Chronik | Österreich
11.06.2018

Jihadisten-Prozess in Graz: Zwei Paare erneut vor Gericht

2014 kamen die Paare mit ihren neun Kindern nach Syrien und bezogen dort Wohnungen, die ihnen vom IS zugewiesen wurden.

Im Grazer Straflandesgericht hat am Montag erneut ein Prozess gegen zwei mutmaßliche Jihadisten-Paare begonnen. Den vier Beschuldigten wurde Teilnahme an einer terroristischen Organisation und kriminelle Vereinigung sowie Quälen und vernachlässigen ihrer Kinder vorgeworfen. Alle waren geständig, ein Urteil wurde erst für Dienstag erwartet.

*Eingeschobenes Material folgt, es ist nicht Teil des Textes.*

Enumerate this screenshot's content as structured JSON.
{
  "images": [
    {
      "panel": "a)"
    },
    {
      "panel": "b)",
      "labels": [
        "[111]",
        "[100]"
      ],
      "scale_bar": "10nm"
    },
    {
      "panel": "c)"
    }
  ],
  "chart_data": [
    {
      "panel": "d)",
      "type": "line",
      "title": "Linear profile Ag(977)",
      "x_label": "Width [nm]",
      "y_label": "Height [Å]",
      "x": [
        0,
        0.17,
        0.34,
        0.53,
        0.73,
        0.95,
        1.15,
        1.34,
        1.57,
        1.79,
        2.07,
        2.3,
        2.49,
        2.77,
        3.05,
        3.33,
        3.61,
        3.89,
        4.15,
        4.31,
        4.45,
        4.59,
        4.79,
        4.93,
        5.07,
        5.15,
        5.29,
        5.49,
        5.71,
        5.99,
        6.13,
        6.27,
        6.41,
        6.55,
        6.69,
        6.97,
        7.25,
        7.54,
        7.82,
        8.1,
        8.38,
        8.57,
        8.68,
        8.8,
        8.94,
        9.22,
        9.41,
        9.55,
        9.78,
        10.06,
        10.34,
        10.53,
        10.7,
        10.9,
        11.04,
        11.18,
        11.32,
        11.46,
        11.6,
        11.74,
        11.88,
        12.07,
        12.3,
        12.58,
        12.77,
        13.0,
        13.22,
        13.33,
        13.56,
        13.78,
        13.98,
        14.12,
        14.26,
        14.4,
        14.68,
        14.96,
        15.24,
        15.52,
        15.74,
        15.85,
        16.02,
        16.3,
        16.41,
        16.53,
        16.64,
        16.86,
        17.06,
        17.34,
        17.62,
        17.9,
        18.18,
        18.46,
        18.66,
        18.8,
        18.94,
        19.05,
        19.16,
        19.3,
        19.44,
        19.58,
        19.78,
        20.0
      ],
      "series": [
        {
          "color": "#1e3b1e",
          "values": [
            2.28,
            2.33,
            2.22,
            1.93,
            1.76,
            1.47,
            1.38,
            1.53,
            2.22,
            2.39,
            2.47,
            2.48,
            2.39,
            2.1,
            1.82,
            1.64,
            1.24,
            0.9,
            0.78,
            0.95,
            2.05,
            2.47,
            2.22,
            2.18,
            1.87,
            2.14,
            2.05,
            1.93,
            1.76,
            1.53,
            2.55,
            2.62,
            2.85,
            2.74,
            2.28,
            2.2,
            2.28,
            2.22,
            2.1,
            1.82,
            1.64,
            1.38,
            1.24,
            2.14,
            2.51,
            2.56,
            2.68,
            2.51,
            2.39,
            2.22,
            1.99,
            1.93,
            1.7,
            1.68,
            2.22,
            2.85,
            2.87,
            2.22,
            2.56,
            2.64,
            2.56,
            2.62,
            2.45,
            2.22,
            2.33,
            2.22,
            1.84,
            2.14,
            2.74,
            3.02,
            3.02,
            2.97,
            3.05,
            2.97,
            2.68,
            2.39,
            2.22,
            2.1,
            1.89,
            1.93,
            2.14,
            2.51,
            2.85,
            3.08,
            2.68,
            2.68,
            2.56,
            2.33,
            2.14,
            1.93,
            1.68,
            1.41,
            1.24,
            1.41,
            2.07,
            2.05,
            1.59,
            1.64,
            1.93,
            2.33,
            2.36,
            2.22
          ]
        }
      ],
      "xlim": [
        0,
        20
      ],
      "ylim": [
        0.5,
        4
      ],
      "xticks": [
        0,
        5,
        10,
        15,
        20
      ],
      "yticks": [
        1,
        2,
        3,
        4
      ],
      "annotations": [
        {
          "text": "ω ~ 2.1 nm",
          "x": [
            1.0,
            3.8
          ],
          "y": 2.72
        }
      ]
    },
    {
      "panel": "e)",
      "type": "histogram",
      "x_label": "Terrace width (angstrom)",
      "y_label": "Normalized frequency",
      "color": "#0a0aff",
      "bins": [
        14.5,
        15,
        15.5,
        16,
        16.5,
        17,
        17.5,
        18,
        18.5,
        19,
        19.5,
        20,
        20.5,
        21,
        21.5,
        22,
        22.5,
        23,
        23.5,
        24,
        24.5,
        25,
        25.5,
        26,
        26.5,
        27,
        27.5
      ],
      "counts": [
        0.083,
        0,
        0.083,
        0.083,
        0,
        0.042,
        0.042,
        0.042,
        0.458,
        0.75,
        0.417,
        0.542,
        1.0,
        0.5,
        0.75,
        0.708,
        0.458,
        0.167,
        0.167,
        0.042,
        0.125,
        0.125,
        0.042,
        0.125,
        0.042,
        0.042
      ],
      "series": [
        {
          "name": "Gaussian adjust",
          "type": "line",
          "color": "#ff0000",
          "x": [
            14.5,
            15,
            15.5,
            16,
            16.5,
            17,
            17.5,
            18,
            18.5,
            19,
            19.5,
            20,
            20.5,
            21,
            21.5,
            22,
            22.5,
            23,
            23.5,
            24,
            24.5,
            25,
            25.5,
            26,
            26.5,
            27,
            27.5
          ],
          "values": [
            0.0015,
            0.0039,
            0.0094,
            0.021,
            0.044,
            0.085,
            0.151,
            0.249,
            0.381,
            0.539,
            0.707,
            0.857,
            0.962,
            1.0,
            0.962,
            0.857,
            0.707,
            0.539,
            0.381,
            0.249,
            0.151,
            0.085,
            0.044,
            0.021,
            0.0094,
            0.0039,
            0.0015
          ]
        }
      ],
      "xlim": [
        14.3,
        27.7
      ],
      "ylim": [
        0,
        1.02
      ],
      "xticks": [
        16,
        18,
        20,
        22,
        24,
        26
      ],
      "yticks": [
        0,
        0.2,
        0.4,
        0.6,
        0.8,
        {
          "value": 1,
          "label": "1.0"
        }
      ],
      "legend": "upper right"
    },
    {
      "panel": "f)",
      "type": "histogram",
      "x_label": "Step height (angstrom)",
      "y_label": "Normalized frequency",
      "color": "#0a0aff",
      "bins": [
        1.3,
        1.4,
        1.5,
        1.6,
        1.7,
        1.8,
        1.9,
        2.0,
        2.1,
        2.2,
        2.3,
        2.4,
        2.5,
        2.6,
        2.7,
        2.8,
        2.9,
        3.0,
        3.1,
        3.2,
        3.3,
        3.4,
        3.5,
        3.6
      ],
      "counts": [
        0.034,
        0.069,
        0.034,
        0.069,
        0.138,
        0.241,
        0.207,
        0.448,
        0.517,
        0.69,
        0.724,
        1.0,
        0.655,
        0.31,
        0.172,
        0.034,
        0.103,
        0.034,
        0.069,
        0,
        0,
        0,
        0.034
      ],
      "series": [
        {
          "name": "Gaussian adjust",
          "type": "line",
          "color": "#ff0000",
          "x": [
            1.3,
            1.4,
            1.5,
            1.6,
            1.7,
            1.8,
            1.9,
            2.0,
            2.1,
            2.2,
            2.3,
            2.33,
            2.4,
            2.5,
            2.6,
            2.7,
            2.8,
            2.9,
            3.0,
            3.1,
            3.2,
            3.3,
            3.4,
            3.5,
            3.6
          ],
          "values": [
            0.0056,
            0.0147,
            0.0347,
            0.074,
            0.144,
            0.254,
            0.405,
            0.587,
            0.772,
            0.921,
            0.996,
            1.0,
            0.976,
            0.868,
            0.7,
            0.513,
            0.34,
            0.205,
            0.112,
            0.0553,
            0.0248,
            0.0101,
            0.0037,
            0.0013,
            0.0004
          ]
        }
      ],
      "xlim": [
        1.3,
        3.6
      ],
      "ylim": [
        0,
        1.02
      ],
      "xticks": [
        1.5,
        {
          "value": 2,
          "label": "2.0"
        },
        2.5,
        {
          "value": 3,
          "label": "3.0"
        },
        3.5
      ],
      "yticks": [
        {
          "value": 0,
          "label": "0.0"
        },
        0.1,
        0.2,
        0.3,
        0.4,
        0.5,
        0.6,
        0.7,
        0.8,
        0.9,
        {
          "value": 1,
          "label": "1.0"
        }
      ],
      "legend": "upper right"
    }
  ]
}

Die vier Angeklagten - bosnischer Abstammung, aber österreichische Staatsbürger - waren laut Staatsanwalt in einem Grazer Glaubensverein, der für seine "radikal islamistische Auslegung" bekannt war. Dort erfolgte auch "die Erziehung der Kinder nach diesem Wertmuster". Im Dezember 2014 kamen die beiden Paare mit ihren insgesamt neun Kindern über die Türkei nach Syrien und bezogen dort Wohnungen, die ihnen von der Terrororganisation "Islamischer Staat" (IS) zugewiesen wurden. "Der IS hat auch Familien gebraucht, um soziale Strukturen aufzubauen", erklärte der Ankläger. Die Eltern sollen zusammen mit ihren kleinen Kindern grausame Propagandavideos "wie Fußballspiele" angeschaut haben, das sei "so eine Art Familienunterhaltung" gewesen, prangerte der Staatsanwalt an.

Kampfausbildung und Scharia-Kurs

Die Männer besuchten einen Scharia-Kurs und erhielten eine Kampfausbildung. Als sich in Syrien herausstellte, dass doch nicht alles so rosig war wie erhofft, flüchteten die beiden Paare im April 2016 in die Türkei, von wo sie nach Österreich abgeschoben und dort sofort verhaftet wurden.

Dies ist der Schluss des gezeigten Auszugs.